How to make a low-effort pre-workshop afternoon breakfast, or

on trying tattie scones for the first time.

 

1. Cook the sausages.

You’ll need the scissors for this. Grab them from the cutlery drawer (top left); use the ones with the blue handles. Separate the sausages now. Say sorry as you split skin from skin. Do not imagine the pain they must be feeling, the sadness of being pressed so close and suddenly torn apart. Be glad you cannot hear them cry as you rip them from their friends.

Close the oven. Forget them, for now.

 

2. Cook the tattie scones.

Bring the hob to life. Savour the lick and the woosh as the fire bursts into being and kisses the back of the pan. Add a generous helping of butter. Tilt. Let it paint the black in liquid gold. Think of holding a buttercup in your once tiny hands, and offering it to the smiling face of your mam. Feel the catch in your four-year-old throat when the glow lit her skin.

Liberate potato from packet. Lay down the scone into your pool of sunlight. Use your now grown hands to massage. Paint them. Give them peace. Wait for the butter to bubble in excitement, and flip – admire the new found melanin, the honey flower dew of its skin. Wait for the fat to crescendo, to fade. Rescue from the embers.

 

3. Combine the ingredients, cooked, on the plate.

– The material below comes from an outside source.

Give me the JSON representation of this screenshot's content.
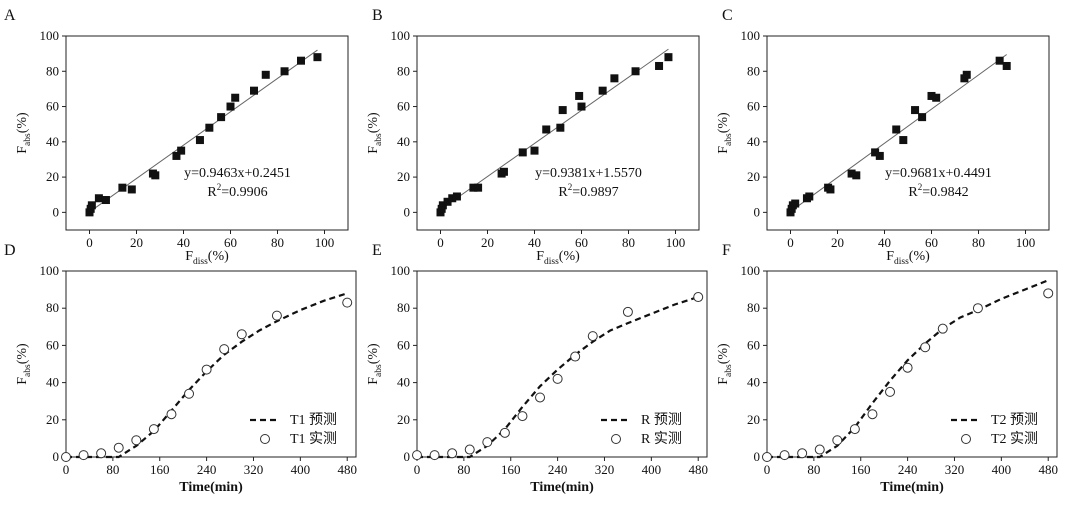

Bring the sausages into the cold. Ignore their frightened hiss: instead, admire the split in their seams. Build a meal with their bricks. Steal a bite and travel to your first festival with the first-love of your life. Remember the hungover sandwich you paid dearly for; how tomato sauce stained the corner of his lips while the afternoon flushed his cheeks and your makeshift fire danced in his eyes. How he offered you the last bite; how you kissed the ketchup from his skin.

His bloody smile.

 

4. Try your first tattie scone.

Take a photo first, to prove you took your friend’s advice – they’re golden brown. He said this was best. Savour your first bite. Feel the butter seep into your tongue, let the soft starch fill your soul. Enjoy your taste of his childhood. Think unbidden now of his mother, looking out towards the west-coast sea. The islands waving at her through the kitchen window, three boys waiting at the table, a chocolate spaniel circling their muddy feet, and between them all; endless tattie scones.